Par peur que les images de la terre en train de mourir ne datent trop le film. J’ai préféré ces portraits de femmes avec des poils dans le cou, qui parlent dans leurs langues d’origine. C’est d’ailleurs la seule partie en son direct du film.

La seconde planète se nomme After Blue. Votre film est donc une planète ?

Oui. De la même façon que le précédent, Les garçons sauvages, était une île.
Et puis After Blue, ça renvoie aussi à une théorie scientifique, qui dit que la couleur bleue serait la dernière chose qu’on voit quand on meurt. On atteindrait la mort en étant inondé de bleu. Qu’est-ce qu’il y a, après le bleu ? A quoi ressemble le monde des morts ?…

Si le bleu est la couleur de la mort qui vient, cela induit forcément sur la lumière du film, ses couleurs dominantes, celle que vous allez fabriquer avec votre chef opératrice, Pascale Granel ?

Tout devient étrange, forcément.
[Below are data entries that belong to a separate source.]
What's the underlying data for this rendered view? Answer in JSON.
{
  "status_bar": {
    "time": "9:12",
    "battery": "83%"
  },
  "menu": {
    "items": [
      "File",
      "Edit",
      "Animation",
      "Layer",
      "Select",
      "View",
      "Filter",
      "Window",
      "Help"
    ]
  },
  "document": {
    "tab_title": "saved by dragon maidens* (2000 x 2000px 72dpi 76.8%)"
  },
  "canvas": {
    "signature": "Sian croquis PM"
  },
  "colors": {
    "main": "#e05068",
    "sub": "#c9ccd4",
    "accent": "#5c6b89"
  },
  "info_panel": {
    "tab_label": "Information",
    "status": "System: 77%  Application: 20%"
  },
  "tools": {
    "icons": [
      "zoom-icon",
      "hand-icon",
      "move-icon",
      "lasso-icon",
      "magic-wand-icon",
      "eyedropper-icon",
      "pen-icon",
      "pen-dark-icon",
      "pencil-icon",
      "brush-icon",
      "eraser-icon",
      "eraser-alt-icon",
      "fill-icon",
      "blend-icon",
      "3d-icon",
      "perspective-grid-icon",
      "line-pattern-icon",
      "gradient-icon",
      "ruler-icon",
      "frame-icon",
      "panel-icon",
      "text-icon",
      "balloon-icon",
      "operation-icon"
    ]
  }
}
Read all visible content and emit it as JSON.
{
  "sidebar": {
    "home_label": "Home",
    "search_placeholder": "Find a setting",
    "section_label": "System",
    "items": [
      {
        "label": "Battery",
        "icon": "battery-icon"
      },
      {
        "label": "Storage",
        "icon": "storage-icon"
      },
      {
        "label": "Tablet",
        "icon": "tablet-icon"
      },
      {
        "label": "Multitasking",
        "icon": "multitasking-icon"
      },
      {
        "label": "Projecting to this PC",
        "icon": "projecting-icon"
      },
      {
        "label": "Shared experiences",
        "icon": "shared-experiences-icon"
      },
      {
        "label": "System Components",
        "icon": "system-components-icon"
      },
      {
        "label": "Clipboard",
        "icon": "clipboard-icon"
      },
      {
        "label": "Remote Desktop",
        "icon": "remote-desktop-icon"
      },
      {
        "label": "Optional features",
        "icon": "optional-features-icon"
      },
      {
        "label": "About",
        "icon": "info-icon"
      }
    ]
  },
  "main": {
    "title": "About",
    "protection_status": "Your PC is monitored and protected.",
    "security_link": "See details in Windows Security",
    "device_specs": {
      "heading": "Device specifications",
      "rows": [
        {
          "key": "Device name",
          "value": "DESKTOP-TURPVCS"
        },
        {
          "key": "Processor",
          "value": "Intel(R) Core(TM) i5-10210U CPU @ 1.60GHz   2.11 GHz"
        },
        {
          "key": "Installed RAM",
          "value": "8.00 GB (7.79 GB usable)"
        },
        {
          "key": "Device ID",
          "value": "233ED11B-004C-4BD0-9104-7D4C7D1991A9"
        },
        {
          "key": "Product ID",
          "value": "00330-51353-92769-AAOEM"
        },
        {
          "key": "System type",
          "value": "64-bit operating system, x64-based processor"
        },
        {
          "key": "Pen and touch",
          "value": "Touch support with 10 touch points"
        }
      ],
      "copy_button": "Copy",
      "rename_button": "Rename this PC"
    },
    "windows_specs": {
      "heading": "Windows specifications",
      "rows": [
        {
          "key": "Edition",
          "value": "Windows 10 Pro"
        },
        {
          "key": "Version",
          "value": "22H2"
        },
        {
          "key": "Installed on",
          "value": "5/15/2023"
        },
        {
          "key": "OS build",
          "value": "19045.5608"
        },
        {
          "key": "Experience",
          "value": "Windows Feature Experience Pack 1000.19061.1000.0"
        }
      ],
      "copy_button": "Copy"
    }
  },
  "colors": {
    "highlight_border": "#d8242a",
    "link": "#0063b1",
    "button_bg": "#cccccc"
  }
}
Je voulais incarner cet univers de science-fiction en premier lieu, en créant une sensation de couleurs qui n’existent pas, puisque nous sommes sur une autre planète. Avec Pascale Granel, nous avons donc travaillé sur un dérèglement permanent des couleurs, comme si le vent d’After Blue était porteur de couleurs mouvantes au fil des séquences. Nous avons joué avec des combinaisons de dominantes, comme celle de la plage, par exemple, mêlant les magentas au doré. Tout le film est travaillé́ ainsi. Chaque séquence a son nuancier, qui accompagne l’état intérieur des personnages. Je suis synesthète, j’ai mis en scène la vision que j’ai du monde et des émotions.

Ce travail là est fait en post-production, à l’étalonnage?
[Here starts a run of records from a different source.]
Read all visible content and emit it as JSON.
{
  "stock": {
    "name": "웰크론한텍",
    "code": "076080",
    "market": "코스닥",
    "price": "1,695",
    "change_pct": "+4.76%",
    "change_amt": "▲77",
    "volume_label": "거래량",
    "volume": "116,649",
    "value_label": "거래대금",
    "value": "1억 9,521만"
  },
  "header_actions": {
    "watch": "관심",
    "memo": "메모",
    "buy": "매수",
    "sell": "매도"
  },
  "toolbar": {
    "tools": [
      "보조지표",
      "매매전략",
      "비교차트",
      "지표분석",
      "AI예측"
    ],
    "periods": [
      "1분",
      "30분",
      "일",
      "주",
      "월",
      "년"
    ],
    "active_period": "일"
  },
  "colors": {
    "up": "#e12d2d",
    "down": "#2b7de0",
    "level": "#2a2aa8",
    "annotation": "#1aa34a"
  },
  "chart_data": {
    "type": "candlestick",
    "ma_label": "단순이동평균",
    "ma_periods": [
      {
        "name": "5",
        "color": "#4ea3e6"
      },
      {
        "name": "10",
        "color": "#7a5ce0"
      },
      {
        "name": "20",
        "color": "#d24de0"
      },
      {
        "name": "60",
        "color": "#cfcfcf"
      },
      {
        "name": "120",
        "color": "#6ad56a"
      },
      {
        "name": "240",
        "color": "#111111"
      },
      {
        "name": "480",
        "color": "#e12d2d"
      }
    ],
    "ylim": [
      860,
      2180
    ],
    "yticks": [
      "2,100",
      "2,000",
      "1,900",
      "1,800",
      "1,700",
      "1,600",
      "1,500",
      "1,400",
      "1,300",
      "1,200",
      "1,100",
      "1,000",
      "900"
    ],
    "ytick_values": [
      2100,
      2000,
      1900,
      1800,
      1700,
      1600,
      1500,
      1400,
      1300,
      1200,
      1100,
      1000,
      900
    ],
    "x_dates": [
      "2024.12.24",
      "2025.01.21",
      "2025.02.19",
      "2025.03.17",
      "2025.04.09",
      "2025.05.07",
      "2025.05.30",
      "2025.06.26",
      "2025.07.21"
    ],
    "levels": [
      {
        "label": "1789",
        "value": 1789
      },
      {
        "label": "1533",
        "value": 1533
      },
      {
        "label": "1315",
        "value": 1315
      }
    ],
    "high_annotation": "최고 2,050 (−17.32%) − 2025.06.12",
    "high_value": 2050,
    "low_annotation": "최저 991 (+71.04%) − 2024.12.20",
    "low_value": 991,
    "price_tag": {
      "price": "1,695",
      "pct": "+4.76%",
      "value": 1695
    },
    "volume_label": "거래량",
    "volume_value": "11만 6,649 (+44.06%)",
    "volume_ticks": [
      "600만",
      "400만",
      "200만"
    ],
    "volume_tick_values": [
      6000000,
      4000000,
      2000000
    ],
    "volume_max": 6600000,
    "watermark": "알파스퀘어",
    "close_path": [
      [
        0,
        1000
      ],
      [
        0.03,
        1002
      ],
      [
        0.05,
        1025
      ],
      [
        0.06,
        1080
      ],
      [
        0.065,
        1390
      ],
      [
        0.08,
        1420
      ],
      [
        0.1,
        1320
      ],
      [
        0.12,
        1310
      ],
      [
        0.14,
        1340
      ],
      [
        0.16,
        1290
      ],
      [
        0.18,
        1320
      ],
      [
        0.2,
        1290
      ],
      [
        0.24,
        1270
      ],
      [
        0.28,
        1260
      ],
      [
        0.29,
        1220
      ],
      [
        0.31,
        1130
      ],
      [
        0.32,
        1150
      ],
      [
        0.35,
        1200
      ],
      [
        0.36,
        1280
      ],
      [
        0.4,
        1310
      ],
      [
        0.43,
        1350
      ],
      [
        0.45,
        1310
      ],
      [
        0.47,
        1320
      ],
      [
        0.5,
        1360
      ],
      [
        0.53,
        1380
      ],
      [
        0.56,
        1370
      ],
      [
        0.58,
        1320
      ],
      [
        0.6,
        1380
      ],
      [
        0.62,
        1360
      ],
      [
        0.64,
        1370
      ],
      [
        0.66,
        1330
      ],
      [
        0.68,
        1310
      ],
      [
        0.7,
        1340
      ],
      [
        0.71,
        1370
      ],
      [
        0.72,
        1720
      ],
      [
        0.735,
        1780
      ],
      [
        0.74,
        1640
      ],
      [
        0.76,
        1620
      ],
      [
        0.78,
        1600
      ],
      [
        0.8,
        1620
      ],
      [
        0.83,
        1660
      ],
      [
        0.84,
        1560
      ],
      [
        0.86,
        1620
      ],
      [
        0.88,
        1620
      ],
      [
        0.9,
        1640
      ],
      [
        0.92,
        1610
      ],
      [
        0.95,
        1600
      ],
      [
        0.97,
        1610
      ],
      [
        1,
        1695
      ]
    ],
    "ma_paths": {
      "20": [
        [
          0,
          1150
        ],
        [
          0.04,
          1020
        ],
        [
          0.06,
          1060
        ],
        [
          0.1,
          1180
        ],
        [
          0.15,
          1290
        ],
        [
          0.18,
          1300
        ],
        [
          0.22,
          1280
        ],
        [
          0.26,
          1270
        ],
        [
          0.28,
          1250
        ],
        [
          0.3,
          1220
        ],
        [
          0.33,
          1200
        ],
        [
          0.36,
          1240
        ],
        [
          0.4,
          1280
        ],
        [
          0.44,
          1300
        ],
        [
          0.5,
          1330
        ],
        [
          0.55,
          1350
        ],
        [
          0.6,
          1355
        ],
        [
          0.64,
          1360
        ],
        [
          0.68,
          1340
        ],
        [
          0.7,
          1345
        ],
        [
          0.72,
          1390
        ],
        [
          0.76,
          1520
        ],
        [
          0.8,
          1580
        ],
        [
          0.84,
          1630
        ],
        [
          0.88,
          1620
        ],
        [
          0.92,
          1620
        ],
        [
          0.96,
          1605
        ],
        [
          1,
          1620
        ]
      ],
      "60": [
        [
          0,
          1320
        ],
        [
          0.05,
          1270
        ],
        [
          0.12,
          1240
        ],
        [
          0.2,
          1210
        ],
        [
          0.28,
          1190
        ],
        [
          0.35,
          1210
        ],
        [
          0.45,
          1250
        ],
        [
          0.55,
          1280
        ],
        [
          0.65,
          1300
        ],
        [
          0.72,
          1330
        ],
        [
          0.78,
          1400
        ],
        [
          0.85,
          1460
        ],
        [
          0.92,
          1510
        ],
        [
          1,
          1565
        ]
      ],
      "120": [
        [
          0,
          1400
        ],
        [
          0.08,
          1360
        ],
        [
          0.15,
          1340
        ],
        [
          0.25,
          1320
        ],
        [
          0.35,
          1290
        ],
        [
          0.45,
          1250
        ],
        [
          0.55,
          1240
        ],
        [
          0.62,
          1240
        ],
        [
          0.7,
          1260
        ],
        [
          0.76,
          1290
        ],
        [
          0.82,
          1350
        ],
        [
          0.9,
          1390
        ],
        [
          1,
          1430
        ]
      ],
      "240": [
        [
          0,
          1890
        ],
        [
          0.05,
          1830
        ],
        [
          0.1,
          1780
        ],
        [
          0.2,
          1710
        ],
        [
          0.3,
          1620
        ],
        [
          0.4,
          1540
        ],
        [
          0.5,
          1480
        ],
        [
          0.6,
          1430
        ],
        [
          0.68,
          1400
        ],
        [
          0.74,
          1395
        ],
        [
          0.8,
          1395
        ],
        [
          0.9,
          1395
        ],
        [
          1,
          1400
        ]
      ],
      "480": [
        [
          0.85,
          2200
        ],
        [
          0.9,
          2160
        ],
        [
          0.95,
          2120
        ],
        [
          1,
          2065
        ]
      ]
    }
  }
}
Non, dès la prise de vue. Dès même la construction des décors par l’équipe emmenée par Toma Baquéni. Les optiques décentrées, des filtres utilisés devant la caméra comme les projecteurs. Même chose dans la concertation des costumes, avec ma costumière Pauline Jacquard. Zora, que joue Elina Löwensohn, a une tenue dans les gris et les bruns soutenue par un pull très coloré dont la couleur évolue en fonction des décors. C’est un changement flagrant, qui s’harmonise avec les dominantes de chaque séquence.
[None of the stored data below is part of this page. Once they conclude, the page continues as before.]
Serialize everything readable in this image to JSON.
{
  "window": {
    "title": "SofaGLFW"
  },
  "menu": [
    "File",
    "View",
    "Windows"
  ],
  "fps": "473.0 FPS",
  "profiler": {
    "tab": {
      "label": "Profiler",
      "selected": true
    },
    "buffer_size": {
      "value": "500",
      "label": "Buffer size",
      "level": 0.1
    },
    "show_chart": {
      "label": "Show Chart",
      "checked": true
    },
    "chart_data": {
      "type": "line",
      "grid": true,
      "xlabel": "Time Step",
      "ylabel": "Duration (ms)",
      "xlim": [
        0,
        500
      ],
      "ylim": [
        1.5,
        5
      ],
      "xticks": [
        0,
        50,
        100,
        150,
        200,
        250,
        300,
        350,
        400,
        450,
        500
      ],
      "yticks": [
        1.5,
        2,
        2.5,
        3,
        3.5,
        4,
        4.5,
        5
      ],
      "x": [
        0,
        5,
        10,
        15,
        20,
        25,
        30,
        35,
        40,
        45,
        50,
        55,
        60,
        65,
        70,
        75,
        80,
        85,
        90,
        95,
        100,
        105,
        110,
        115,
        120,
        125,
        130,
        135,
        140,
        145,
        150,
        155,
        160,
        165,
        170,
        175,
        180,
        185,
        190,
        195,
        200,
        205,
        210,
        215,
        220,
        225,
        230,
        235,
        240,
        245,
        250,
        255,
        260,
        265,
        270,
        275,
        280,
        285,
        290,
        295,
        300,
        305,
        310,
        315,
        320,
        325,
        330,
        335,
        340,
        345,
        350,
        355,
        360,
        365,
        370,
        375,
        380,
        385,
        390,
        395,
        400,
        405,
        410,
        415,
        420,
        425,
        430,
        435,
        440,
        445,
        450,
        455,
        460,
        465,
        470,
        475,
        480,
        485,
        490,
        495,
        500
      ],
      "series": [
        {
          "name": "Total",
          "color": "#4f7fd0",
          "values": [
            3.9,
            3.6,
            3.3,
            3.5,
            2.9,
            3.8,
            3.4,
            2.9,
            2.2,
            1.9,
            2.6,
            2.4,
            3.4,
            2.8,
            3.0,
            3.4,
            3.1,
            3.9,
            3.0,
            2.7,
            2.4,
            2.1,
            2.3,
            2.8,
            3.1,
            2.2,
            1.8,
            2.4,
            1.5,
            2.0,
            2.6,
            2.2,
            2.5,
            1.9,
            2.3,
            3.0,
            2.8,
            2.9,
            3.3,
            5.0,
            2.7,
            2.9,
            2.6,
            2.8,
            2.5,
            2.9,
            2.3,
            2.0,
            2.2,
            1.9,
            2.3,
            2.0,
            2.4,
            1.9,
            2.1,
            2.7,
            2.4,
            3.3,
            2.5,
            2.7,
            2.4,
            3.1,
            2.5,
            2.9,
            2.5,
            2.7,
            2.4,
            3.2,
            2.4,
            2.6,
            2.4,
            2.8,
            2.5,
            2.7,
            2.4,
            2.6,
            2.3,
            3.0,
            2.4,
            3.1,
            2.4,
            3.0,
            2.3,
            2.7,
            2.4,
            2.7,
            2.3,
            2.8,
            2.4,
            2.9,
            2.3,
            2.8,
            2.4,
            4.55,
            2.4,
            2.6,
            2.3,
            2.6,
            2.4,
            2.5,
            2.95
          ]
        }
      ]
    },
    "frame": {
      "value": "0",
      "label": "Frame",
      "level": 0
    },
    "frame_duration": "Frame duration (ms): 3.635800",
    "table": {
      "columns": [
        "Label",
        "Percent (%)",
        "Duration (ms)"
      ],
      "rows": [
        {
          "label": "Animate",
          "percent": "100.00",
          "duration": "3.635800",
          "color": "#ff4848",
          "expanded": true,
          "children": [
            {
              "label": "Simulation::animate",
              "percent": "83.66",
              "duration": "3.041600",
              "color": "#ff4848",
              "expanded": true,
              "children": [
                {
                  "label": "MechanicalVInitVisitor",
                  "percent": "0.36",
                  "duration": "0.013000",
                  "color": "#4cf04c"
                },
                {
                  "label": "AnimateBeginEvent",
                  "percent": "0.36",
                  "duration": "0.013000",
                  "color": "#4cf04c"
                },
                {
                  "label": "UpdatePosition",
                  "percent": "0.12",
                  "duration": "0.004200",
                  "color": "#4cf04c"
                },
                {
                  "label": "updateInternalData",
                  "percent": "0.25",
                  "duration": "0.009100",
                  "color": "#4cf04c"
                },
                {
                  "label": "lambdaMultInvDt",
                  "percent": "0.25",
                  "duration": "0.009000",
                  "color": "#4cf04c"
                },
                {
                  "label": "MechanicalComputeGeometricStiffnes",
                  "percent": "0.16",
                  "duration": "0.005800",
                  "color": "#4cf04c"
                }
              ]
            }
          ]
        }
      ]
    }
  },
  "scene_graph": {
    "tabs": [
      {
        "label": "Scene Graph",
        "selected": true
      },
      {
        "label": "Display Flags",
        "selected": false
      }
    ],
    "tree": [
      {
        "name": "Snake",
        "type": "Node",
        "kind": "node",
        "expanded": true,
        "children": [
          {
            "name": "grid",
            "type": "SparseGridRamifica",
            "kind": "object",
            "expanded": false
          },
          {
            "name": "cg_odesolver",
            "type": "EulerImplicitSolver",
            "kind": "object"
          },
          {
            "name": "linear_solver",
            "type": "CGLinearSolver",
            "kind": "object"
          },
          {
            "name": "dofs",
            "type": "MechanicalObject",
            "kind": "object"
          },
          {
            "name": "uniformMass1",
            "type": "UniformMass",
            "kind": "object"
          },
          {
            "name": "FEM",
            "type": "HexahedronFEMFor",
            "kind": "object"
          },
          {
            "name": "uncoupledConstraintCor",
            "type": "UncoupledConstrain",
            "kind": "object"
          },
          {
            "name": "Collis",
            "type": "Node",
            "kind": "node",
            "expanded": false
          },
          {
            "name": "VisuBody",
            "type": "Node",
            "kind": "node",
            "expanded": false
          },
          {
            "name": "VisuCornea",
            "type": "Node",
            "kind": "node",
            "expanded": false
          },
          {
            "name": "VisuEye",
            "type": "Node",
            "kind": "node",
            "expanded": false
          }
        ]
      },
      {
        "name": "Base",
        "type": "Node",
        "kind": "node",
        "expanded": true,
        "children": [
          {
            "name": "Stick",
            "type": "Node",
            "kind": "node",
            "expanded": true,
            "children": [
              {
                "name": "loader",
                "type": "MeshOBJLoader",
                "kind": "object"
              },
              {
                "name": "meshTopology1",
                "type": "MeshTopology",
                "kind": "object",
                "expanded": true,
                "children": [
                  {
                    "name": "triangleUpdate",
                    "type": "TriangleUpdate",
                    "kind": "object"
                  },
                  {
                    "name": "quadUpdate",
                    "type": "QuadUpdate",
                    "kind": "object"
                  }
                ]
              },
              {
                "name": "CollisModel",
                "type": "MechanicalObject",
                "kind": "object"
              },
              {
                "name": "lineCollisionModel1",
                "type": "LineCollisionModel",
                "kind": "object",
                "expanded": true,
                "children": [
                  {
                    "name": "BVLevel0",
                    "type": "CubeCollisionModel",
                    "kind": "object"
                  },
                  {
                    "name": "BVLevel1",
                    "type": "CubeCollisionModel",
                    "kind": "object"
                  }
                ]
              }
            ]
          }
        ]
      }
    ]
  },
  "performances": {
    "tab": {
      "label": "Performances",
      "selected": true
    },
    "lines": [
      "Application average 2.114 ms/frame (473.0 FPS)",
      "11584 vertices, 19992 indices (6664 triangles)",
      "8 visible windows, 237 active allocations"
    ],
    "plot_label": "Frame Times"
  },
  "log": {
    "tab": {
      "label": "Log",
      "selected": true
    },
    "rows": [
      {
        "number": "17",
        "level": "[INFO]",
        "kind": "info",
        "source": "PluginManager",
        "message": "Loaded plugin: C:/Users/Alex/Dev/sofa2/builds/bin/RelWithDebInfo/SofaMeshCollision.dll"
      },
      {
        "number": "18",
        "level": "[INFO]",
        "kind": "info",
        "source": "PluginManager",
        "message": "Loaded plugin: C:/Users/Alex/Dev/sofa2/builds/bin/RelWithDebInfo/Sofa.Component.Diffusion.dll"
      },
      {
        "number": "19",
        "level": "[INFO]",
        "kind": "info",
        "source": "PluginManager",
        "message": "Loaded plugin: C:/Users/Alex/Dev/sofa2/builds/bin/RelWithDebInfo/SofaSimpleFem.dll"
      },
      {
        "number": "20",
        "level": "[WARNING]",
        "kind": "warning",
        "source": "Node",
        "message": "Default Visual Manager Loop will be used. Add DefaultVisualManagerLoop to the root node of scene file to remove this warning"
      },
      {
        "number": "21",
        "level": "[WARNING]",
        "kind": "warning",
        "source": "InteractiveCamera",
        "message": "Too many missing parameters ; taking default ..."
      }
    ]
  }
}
Ce qui veut dire que la transformation des couleurs des costumes fonctionne de façon organique et non pas comme une erreur de script ?

Oui. C’est un parti pris non académique. C’est une approche sensitive et organique, qui suit sa propre logique. Je la suis et elle favorise la cohérence interne des séquences.

Au son, vous créez un ensemble assez inquiétant, avec énormément de couches. On perçoit tout à la fois des voix réenregistrées, mixées parfois comme en retrait, une musique qui raconte quelque chose en totale indépendance avec le récit, et des sons, des bruits plutôt, qu’on a du mal à reconnaitre, des sons de bêtes ou d’insectes peut-être, des sons issus du vivant, mais un vivant post-apocalyptique…

Le son direct me ramène à la trivialité de la réalité, qui me plombe. J’ai besoin d’un son expressionniste. Au fil du montage, je réenregistre les actrices. Je redirige pendant la prise, je réenregistre avec une qualité́ de son studio que je spatialise ensuite. En studio, elles peuvent se permettre de nuancer encore plus leurs voix, chose impossible ou très chronophage dans la prise directe. La refonte du jeu ne me gêne pas le moins du monde. Au contraire. Ça permet de tenter des positions de voix contradictoires par rapport au corps. J’enregistre aussi des souffles d’actrices, qui viennent s’ajouter à la partition. Chacune double sa respiration, de façon exagérée. On est dans la salive, l’air qui rentre dans le corps comme un instrument organique. Cette couche est ensuite contenue, sculptée, chorégraphiée même.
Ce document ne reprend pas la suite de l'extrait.